President Tinubu said, “Nigeria became the first country in Africa to initiate funding of green projects through Sovereign Green Bond proceeds, the third issuance of which is in progress.
“We urge investors to partner with us in this regard. Our administration remains committed to providing an enabling environment for businesses to thrive in Nigeria.
“By partnering with global leaders and harnessing the power of technology, we are finding new and innovative ways to address our environmental challenges. We have arable agricultural lands for advanced technological farming, including a bright future for Artificial Intelligence.”
He declared that no single nation can walk the road to sustainability alone, stressing that global interconnectedness demands collective action, knowledge sharing, and mutual support.
“The fight against climate change is not merely an environmental necessity but a global economic opportunity to reshape the trajectory of our continent and the global energy landscape.
“As leaders, stakeholders and citizens of our planet, we stand at a critical juncture in human history.
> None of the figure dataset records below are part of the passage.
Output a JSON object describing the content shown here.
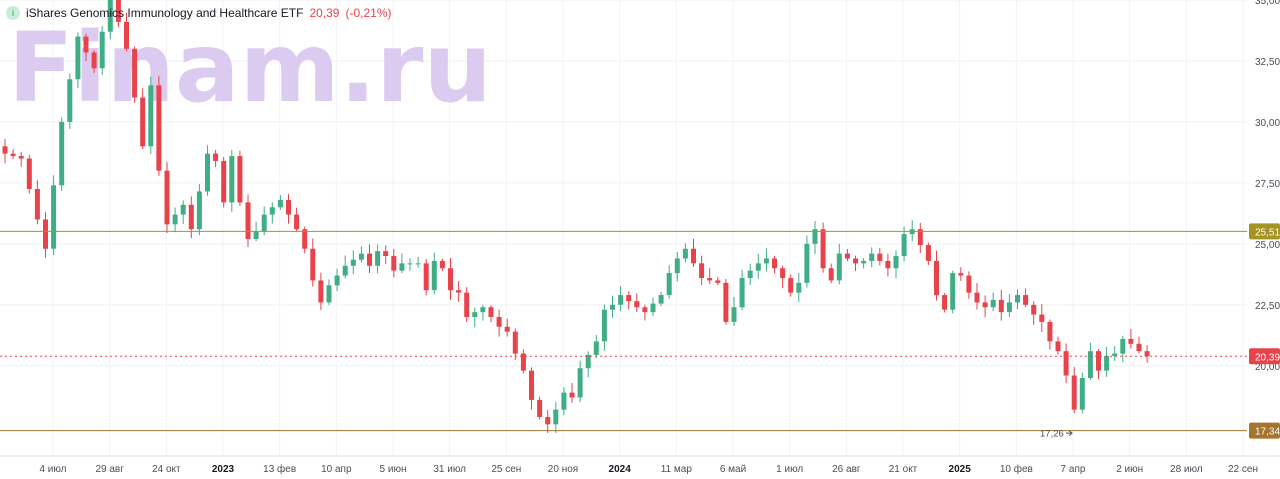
{
  "header": {
    "badge": "i",
    "title": "iShares Genomics Immunology and Healthcare ETF",
    "price": "20,39",
    "change": "(-0,21%)"
  },
  "watermark": "Finam.ru",
  "colors": {
    "up": "#3fae84",
    "down": "#e8434b",
    "level": "#a39423",
    "support": "#a5742f",
    "current": "#e8434b",
    "watermark": "#dccbf0"
  },
  "chart_data": {
    "type": "candlestick",
    "title": "iShares Genomics Immunology and Healthcare ETF",
    "ylim": [
      16.3,
      35.0
    ],
    "y_ticks": [
      "35,00",
      "32,50",
      "30,00",
      "27,50",
      "25,00",
      "22,50",
      "20,00"
    ],
    "x_labels": [
      "4 июл",
      "29 авг",
      "24 окт",
      "2023",
      "13 фев",
      "10 апр",
      "5 июн",
      "31 июл",
      "25 сен",
      "20 ноя",
      "2024",
      "11 мар",
      "6 май",
      "1 июл",
      "26 авг",
      "21 окт",
      "2025",
      "10 фев",
      "7 апр",
      "2 июн",
      "28 июл",
      "22 сен"
    ],
    "close_path": [
      [
        0,
        28.7
      ],
      [
        2,
        28.5
      ],
      [
        4,
        26.0
      ],
      [
        5,
        24.8
      ],
      [
        7,
        30.0
      ],
      [
        9,
        33.5
      ],
      [
        11,
        32.2
      ],
      [
        13,
        35.2
      ],
      [
        15,
        33.0
      ],
      [
        17,
        29.0
      ],
      [
        18,
        31.5
      ],
      [
        19,
        28.0
      ],
      [
        20,
        25.8
      ],
      [
        22,
        26.6
      ],
      [
        23,
        25.6
      ],
      [
        25,
        28.7
      ],
      [
        26,
        28.4
      ],
      [
        27,
        26.7
      ],
      [
        28,
        28.6
      ],
      [
        29,
        26.7
      ],
      [
        30,
        25.2
      ],
      [
        31,
        25.5
      ],
      [
        32,
        26.2
      ],
      [
        34,
        26.8
      ],
      [
        36,
        25.6
      ],
      [
        37,
        24.8
      ],
      [
        38,
        23.5
      ],
      [
        39,
        22.6
      ],
      [
        40,
        23.3
      ],
      [
        42,
        24.1
      ],
      [
        44,
        24.6
      ],
      [
        45,
        24.1
      ],
      [
        46,
        24.7
      ],
      [
        47,
        24.5
      ],
      [
        48,
        23.9
      ],
      [
        49,
        24.2
      ],
      [
        51,
        24.2
      ],
      [
        52,
        23.1
      ],
      [
        53,
        24.3
      ],
      [
        54,
        24.0
      ],
      [
        55,
        23.1
      ],
      [
        56,
        23.0
      ],
      [
        57,
        22.0
      ],
      [
        59,
        22.4
      ],
      [
        60,
        22.0
      ],
      [
        61,
        21.6
      ],
      [
        62,
        21.4
      ],
      [
        63,
        20.5
      ],
      [
        64,
        19.8
      ],
      [
        65,
        18.6
      ],
      [
        66,
        17.9
      ],
      [
        67,
        17.6
      ],
      [
        68,
        18.2
      ],
      [
        69,
        18.9
      ],
      [
        70,
        18.7
      ],
      [
        71,
        19.9
      ],
      [
        73,
        21.0
      ],
      [
        74,
        22.3
      ],
      [
        75,
        22.5
      ],
      [
        76,
        22.9
      ],
      [
        78,
        22.4
      ],
      [
        79,
        22.2
      ],
      [
        81,
        22.9
      ],
      [
        82,
        23.8
      ],
      [
        83,
        24.4
      ],
      [
        84,
        24.8
      ],
      [
        85,
        24.2
      ],
      [
        86,
        23.6
      ],
      [
        88,
        23.4
      ],
      [
        89,
        21.8
      ],
      [
        90,
        22.4
      ],
      [
        91,
        23.6
      ],
      [
        93,
        24.2
      ],
      [
        94,
        24.4
      ],
      [
        96,
        23.6
      ],
      [
        97,
        23.0
      ],
      [
        98,
        23.4
      ],
      [
        99,
        25.0
      ],
      [
        100,
        25.6
      ],
      [
        101,
        24.0
      ],
      [
        102,
        23.5
      ],
      [
        103,
        24.6
      ],
      [
        105,
        24.2
      ],
      [
        106,
        24.3
      ],
      [
        107,
        24.6
      ],
      [
        108,
        24.3
      ],
      [
        109,
        24.0
      ],
      [
        110,
        24.5
      ],
      [
        111,
        25.4
      ],
      [
        112,
        25.6
      ],
      [
        114,
        24.3
      ],
      [
        115,
        22.9
      ],
      [
        116,
        22.3
      ],
      [
        117,
        23.8
      ],
      [
        118,
        23.7
      ],
      [
        119,
        23.0
      ],
      [
        120,
        22.6
      ],
      [
        121,
        22.4
      ],
      [
        122,
        22.7
      ],
      [
        123,
        22.2
      ],
      [
        124,
        22.6
      ],
      [
        125,
        22.9
      ],
      [
        126,
        22.5
      ],
      [
        127,
        22.1
      ],
      [
        128,
        21.8
      ],
      [
        129,
        21.0
      ],
      [
        130,
        20.6
      ],
      [
        131,
        19.6
      ],
      [
        132,
        18.2
      ],
      [
        133,
        19.5
      ],
      [
        134,
        20.6
      ],
      [
        135,
        19.8
      ],
      [
        136,
        20.4
      ],
      [
        137,
        20.5
      ],
      [
        138,
        21.1
      ],
      [
        139,
        20.9
      ],
      [
        140,
        20.6
      ],
      [
        141,
        20.39
      ]
    ],
    "support_level": {
      "value": 17.34,
      "label": "17,34"
    },
    "resistance_level": {
      "value": 25.51,
      "label": "25,51"
    },
    "current_price": {
      "value": 20.39,
      "label": "20,39"
    },
    "min_annotation": {
      "value": 17.26,
      "label": "17,26"
    },
    "grid": true,
    "legend": "none"
  }
}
To succeed, we must innovate, collaborate and act decisively as one global community,” the Nigerian leader disclosed.
Reiterating his administration’s commitment to reducing carbon emissions, President Tinubu assured the audience that the Nigerian government had developed actionable programmes in line with global expectations, bearing in mind Nigeria’s economic and political expectations.
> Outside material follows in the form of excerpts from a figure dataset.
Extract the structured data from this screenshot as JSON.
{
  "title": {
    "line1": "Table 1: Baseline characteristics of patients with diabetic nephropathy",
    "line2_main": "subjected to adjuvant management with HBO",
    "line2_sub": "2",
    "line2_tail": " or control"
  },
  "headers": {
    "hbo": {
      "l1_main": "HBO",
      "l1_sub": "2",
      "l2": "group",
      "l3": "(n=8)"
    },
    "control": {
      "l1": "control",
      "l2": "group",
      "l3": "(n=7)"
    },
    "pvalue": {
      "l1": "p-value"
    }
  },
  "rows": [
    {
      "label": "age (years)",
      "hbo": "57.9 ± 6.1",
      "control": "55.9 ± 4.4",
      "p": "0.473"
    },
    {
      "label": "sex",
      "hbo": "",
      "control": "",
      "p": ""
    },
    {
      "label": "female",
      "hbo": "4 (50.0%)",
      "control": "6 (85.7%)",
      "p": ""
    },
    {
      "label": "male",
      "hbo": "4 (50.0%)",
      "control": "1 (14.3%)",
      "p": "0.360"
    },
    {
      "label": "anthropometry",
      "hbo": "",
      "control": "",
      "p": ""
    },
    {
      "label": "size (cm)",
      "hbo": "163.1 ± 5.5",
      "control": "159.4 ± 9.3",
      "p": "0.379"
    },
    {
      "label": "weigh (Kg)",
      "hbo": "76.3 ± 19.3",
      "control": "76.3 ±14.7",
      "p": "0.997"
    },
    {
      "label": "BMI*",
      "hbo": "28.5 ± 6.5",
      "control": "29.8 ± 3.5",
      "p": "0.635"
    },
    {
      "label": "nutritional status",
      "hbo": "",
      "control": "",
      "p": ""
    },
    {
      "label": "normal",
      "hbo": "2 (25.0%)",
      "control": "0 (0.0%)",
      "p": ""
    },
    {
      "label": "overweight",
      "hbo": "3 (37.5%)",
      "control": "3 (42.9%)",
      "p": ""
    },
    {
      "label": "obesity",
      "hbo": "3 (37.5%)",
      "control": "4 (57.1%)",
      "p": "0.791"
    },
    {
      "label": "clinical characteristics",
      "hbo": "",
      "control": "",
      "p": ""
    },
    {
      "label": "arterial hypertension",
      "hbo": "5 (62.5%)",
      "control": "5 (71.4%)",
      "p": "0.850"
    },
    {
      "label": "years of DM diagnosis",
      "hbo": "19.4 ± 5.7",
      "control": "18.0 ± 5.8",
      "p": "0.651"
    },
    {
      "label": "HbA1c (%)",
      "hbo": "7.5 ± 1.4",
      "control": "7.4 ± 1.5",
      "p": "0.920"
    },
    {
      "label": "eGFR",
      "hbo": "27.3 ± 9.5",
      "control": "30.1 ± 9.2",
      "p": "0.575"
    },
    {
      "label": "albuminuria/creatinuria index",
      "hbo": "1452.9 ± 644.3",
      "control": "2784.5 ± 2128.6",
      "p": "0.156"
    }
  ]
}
“We have embraced a vision of sustainability that aligns with global aspirations while addressing local realities. Our efforts are anchored on three pillars: Energy Transition, Climate Resilience, and Sustainable Development.
“My administration recognises the importance of reducing carbon emissions and a just transition to clean and renewable energy, promoting environmental sustainability and economic growth,” he noted.
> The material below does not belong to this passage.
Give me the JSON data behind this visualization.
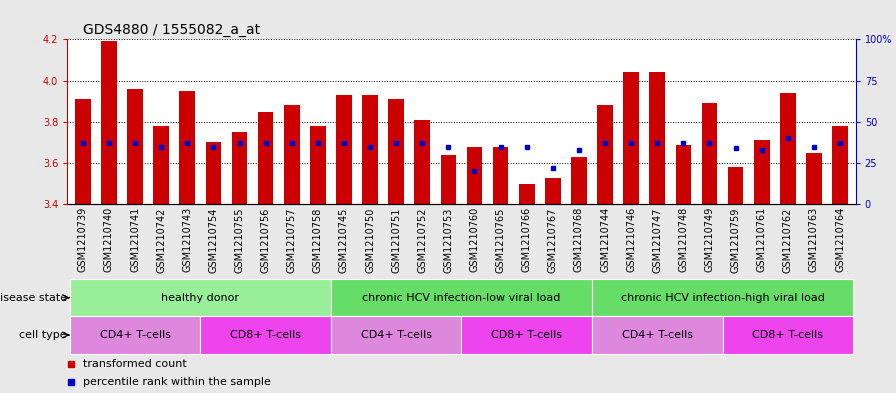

Mr Tinubu added that Nigeria is developing infrastructure for the widespread use of Compressed Natural Gas and electric vehicles and harnessing the potential in solid minerals to support the green energy transition.
He stressed that his country is also implementing climate-smart agricultural practices to enhance food security and lessen its destructive environmental impact.
These include the introduction of the National Clean Cooking Policy, which aims to promote clean energy, environmental and health benefits, and socio-economic development in the African region.